Soon after the June 1976 protests had subsided, the authorities launched a wave of repression against the strike organizers, sentencing many to long prison terms. These measures, it turned out, provided only a temporary respite. The crackdown inspired a group of prominent intellectuals to set up the Committee for Workers' Defense (KOR) in September 1976, and the success of KOR prompted the formation of other dissident groups, including some calling for independent labor organizations. Workers in central Poland established a small unofficial trade union in late 1977, the first such entity in the Soviet bloc. Soon thereafter, similar bodies were set up on a local basis elsewhere in Poland. The Polish authorities cracked down harshly against these unofficial unions, but a solid basis had been laid for the momentous events of 1980-81.
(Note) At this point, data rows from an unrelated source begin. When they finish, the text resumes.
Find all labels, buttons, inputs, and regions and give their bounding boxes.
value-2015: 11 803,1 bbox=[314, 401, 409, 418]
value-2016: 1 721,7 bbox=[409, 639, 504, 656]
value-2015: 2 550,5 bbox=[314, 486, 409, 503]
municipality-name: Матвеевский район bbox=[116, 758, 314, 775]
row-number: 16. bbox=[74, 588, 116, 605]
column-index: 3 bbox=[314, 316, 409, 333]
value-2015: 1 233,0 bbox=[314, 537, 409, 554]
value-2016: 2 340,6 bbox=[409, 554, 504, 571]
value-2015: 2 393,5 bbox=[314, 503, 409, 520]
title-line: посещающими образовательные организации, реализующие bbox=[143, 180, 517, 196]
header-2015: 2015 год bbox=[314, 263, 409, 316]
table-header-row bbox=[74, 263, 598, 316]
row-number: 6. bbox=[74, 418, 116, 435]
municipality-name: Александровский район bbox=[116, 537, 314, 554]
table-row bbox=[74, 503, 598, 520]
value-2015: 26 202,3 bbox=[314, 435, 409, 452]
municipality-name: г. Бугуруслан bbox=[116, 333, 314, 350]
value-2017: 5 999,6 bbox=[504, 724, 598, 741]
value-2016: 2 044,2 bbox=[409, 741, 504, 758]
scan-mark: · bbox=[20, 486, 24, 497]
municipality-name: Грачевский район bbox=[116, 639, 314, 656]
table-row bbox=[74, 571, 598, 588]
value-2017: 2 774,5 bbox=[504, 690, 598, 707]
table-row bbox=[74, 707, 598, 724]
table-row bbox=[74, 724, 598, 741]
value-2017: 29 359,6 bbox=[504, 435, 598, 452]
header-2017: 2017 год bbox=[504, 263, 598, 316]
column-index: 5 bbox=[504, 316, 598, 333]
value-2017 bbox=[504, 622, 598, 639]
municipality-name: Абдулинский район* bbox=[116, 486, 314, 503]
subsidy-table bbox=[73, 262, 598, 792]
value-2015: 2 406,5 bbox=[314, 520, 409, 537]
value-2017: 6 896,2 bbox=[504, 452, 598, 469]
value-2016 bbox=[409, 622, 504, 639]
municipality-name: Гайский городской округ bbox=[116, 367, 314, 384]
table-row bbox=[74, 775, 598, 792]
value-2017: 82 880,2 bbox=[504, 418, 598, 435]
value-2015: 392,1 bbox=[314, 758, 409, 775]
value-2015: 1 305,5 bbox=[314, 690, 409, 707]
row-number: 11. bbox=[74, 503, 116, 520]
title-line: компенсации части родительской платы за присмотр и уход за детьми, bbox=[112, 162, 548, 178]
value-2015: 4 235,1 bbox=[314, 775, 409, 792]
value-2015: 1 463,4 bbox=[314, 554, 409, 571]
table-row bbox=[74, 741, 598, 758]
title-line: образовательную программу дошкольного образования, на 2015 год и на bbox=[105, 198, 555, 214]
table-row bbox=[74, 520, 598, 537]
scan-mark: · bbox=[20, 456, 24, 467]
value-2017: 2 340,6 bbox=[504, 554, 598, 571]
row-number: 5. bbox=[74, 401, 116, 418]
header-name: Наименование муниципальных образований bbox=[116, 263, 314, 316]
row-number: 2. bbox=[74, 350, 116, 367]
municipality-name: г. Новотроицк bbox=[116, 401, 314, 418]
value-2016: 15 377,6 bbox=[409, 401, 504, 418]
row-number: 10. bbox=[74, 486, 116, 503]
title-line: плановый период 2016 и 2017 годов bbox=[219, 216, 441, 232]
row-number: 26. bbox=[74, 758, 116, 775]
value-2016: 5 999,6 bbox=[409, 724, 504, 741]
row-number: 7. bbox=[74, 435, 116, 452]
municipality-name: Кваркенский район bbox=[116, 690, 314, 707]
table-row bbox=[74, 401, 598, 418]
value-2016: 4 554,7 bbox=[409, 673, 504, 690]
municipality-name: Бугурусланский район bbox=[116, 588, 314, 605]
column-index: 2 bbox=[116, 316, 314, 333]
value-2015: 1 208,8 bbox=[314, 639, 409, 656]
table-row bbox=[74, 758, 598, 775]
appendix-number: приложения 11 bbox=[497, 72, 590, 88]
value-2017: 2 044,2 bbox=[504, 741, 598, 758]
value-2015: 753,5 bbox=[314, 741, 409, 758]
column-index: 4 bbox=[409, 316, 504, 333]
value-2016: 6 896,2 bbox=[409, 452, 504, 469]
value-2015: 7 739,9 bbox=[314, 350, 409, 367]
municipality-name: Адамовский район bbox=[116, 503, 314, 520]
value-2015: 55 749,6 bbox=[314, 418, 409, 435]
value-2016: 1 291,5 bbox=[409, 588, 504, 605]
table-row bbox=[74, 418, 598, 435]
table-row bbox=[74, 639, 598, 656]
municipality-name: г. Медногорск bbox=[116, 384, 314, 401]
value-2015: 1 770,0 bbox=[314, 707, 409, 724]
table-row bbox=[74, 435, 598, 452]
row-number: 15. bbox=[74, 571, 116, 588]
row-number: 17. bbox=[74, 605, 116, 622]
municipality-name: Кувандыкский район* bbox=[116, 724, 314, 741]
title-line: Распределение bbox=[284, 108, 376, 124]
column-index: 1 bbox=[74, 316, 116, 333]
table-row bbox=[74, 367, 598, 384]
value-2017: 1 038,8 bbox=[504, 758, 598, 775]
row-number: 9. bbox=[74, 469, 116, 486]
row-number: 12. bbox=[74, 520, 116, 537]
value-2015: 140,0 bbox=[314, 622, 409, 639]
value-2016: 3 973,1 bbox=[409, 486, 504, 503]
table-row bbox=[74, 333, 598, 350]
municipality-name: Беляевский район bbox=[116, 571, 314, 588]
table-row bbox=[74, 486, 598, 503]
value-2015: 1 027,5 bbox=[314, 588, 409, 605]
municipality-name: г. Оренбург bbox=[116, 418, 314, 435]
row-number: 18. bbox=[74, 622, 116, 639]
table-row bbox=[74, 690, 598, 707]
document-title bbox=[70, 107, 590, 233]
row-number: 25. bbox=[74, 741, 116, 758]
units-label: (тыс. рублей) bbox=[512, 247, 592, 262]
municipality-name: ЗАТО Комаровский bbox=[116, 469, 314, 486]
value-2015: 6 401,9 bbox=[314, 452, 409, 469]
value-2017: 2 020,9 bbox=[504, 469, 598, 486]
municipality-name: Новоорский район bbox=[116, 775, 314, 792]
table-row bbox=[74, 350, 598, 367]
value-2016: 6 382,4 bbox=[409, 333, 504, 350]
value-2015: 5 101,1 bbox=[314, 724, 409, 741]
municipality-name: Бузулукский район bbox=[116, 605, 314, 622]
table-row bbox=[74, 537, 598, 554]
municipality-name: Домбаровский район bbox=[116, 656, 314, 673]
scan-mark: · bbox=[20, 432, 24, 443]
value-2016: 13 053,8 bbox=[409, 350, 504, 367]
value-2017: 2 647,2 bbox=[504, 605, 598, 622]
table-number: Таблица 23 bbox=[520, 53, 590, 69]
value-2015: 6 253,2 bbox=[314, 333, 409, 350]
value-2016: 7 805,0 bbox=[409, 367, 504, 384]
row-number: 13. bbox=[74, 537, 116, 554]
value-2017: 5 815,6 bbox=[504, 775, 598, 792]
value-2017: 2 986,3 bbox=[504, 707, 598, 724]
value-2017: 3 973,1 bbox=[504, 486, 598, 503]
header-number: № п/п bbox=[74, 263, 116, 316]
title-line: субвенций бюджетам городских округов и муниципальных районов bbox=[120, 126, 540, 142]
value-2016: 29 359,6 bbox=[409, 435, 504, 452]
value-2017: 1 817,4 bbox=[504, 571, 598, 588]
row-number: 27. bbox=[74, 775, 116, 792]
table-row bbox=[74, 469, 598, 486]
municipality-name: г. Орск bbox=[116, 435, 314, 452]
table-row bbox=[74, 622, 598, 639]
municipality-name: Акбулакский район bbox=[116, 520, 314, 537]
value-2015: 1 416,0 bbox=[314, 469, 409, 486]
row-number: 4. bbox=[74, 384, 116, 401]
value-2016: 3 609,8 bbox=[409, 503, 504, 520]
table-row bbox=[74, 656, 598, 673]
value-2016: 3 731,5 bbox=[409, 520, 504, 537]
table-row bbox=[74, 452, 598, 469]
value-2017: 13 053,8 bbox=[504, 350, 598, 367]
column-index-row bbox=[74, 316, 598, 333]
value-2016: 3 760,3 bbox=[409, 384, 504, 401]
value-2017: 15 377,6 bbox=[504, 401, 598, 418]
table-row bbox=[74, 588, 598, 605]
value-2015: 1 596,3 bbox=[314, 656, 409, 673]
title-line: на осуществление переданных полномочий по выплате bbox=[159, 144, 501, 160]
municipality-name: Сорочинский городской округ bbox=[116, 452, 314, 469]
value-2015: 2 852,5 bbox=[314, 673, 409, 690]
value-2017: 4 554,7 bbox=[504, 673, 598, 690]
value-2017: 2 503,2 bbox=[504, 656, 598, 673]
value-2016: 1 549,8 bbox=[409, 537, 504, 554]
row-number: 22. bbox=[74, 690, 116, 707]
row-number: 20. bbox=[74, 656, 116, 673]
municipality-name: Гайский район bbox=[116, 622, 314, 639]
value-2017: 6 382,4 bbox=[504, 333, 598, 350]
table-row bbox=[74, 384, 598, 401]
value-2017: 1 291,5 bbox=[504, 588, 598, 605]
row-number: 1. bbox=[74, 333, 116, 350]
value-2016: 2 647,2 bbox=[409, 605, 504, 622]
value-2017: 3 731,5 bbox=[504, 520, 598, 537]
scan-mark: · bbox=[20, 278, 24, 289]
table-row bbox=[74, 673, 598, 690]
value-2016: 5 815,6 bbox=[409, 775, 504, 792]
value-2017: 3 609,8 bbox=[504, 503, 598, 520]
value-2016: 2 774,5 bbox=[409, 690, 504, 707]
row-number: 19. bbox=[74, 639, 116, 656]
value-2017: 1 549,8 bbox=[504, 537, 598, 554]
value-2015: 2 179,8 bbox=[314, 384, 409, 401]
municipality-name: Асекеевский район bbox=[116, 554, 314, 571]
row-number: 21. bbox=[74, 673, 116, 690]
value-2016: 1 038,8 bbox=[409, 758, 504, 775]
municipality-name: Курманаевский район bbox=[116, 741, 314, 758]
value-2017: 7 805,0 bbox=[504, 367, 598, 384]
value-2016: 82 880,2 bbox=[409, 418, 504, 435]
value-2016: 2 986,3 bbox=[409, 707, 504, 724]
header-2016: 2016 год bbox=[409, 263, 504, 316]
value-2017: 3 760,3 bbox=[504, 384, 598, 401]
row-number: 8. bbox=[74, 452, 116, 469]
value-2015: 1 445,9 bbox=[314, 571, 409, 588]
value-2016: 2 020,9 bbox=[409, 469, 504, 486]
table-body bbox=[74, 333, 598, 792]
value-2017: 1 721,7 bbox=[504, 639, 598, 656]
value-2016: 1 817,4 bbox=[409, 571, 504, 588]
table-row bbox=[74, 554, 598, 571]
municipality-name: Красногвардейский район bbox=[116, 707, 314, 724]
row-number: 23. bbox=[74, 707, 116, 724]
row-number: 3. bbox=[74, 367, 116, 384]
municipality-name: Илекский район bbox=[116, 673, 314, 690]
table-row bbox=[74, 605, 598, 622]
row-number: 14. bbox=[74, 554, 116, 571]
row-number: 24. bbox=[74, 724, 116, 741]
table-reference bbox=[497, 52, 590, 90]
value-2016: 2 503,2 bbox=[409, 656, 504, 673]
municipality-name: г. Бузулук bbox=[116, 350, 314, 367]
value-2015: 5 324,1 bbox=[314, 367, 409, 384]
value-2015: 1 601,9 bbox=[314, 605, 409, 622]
Amidst a surge of strikes and protests in the summer of 1980 the "Solidarity" trade union was established as the first nationwide workers' organization outside the control of the PZPR. The independent status of Solidarity was formally approved by the Polish government in the historic Gdansk accords at the end of August. The new trade union soon gained a membership of nearly 10 million (i.e., half the adult population of Poland), enabling it to rival the PZPR for de facto political control. When martial law was imposed in December 1981, Solidarity and its affiliated organizations were banned, and they remained officially illegal until early 1989.

The collection of Solidarity materials in Houghton Library were gathered from workers' organizations all over Poland. Most of the items pertain to the 1980-81 crisis, but a substantial number stem from earlier bouts of mass unrest. Together they provide a unique view of the emergence of an independent labor movement in Poland.